Basic fibroblast growth factor (b-FGF) may have a role in tissue-engineered chondrogenesis. However, when applied in solution, b-FGF rapidly diffuses from the implant site. In another approach for tissue engineering, poly-lactide-based copolymers have shown promise as scaffolds for chondrocytes used to tissue engineer auricular cartilage in the shape of an ear. This study evaluated the effectiveness of b-FGF impregnated in gelatin microspheres to achieve slow growth factor release for augmenting the in vivo chondrogenic response.

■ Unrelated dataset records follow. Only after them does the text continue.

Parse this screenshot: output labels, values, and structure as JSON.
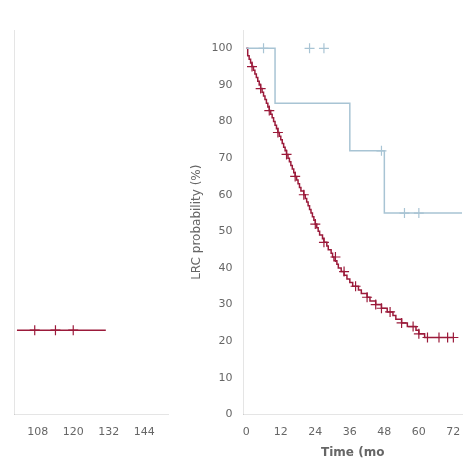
{
  "chart_data": [
    {
      "type": "line",
      "xlim": [
        100,
        152
      ],
      "xticks": [
        108,
        120,
        132,
        144
      ],
      "ylim": [
        0,
        105
      ],
      "tick_labels": "x",
      "grid": false,
      "series": [
        {
          "type": "line",
          "line_style": "solid",
          "color": "#9b1a3a",
          "x": [
            101,
            131
          ],
          "values": [
            23,
            23
          ]
        },
        {
          "type": "scatter",
          "marker": "+",
          "color": "#9b1a3a",
          "x": [
            107,
            114,
            120
          ],
          "values": [
            23,
            23,
            23
          ]
        }
      ]
    },
    {
      "type": "line",
      "xlabel": "Time (mo",
      "ylabel": "LRC probability (%)",
      "xlim": [
        -1,
        75
      ],
      "xticks": [
        0,
        12,
        24,
        36,
        48,
        60,
        72
      ],
      "ylim": [
        0,
        105
      ],
      "yticks": [
        0,
        10,
        20,
        30,
        40,
        50,
        60,
        70,
        80,
        90,
        100
      ],
      "grid": false,
      "series": [
        {
          "type": "line",
          "line_style": "step",
          "color": "#a8c4d4",
          "x": [
            0,
            10,
            10,
            36,
            36,
            48,
            48,
            57,
            57,
            75
          ],
          "values": [
            100,
            100,
            85,
            85,
            72,
            72,
            55,
            55,
            55,
            55
          ]
        },
        {
          "type": "scatter",
          "marker": "+",
          "color": "#a8c4d4",
          "x": [
            6,
            22,
            27,
            47,
            55,
            60
          ],
          "values": [
            100,
            100,
            100,
            72,
            55,
            55
          ]
        },
        {
          "type": "line",
          "line_style": "step",
          "color": "#9b1a3a",
          "x": [
            0,
            0.5,
            1,
            1.5,
            2,
            2.5,
            3,
            3.5,
            4,
            4.5,
            5,
            5.5,
            6,
            6.5,
            7,
            7.5,
            8,
            8.5,
            9,
            9.5,
            10,
            10.5,
            11,
            11.5,
            12,
            12.5,
            13,
            13.5,
            14,
            14.5,
            15,
            15.5,
            16,
            16.5,
            17,
            17.5,
            18,
            18.5,
            19,
            19.5,
            20,
            20.5,
            21,
            21.5,
            22,
            22.5,
            23,
            23.5,
            24,
            24.5,
            25,
            25.5,
            26,
            26.5,
            27,
            27.5,
            28,
            28.5,
            29,
            29.5,
            30,
            30.5,
            31,
            31.5,
            32,
            33,
            34,
            35,
            36,
            37,
            38,
            39,
            40,
            41,
            42,
            43,
            44,
            45,
            46,
            47,
            48,
            49,
            50,
            51,
            52,
            53,
            54,
            55,
            56,
            57,
            58,
            59,
            60,
            61,
            62,
            63,
            64,
            65,
            66,
            67,
            68,
            69,
            70,
            71,
            72
          ],
          "values": [
            100,
            98,
            97,
            96,
            95,
            94,
            93,
            92,
            91,
            90,
            89,
            88,
            87,
            86,
            85,
            84,
            83,
            82,
            81,
            80,
            79,
            78,
            77,
            76,
            75,
            74,
            73,
            72,
            71,
            70,
            69,
            68,
            67,
            66,
            65,
            64,
            63,
            62,
            61,
            61,
            60,
            59,
            58,
            57,
            56,
            55,
            54,
            53,
            52,
            51,
            50,
            49,
            49,
            48,
            47,
            47,
            46,
            45,
            45,
            44,
            43,
            42,
            42,
            41,
            40,
            39,
            38,
            37,
            36,
            35,
            35,
            34,
            33,
            33,
            32,
            31,
            31,
            30,
            30,
            29,
            29,
            28,
            28,
            27,
            26,
            26,
            25,
            25,
            24,
            24,
            24,
            23,
            22,
            22,
            21,
            21,
            21,
            21,
            21,
            21,
            21,
            21,
            21,
            21,
            21
          ]
        },
        {
          "type": "scatter",
          "marker": "+",
          "color": "#9b1a3a",
          "x": [
            2,
            5,
            8,
            11,
            14,
            17,
            20,
            24,
            27,
            31,
            34,
            38,
            42,
            45,
            47,
            50,
            54,
            58,
            60,
            63,
            67,
            70,
            72
          ],
          "values": [
            95,
            89,
            83,
            77,
            71,
            65,
            60,
            52,
            47,
            43,
            39,
            35,
            32,
            30,
            29,
            28,
            25,
            24,
            22,
            21,
            21,
            21,
            21
          ]
        }
      ]
    }
  ]
}
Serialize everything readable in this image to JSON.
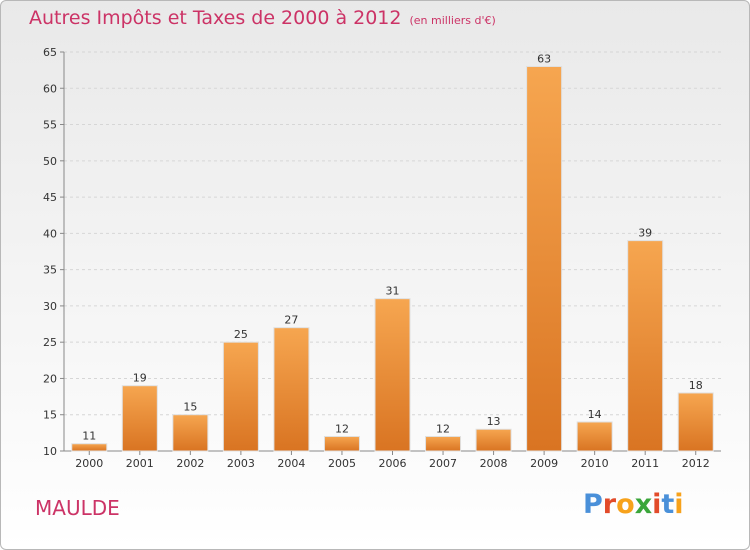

Whereas 125I-labeled b-FGF injected in solution showed rapid in vivo clearance from the injection site (only 3% residual after 24 h), when incorporated into gelatin microspheres, 44% and 18% of the b-FGF remained at 3 and 14 days, respectively. Canine chondrocytes were isolated and grown in vitro onto ear-shaped poly-lactide/caprolactone copolymers for 1 week, then implanted into the dorsal subcutaneous tissue of nude mice; implants contained b-FGF either in free solution or in gelatin microspheres. A third group underwent preinjection of b-FGF in gelatin microspheres 4 days before chondrocyte-copolymer implantation. The implants with b-FGF-incorporated microspheres showed the greatest chondrogenic characteristics at 5 and 10 weeks postoperatively: good shape and biomechanical trait retention, strong (histologic) metachromasia, rich vascularization of surrounding tissues, and increased gene expression for type II collagen (cartilage marker) and factor VIII-related antigen (vascular marker). In the case of implant site preadministration with b-FGF-impregnated microspheres, the implant architecture was not maintained as well, and reduced vascularization and metachromasia was also apparent. In conclusion, these findings indicate that a sustained release of b-FGF augments neovascularization and chondrogenesis in a tissue-engineered cartilage construct.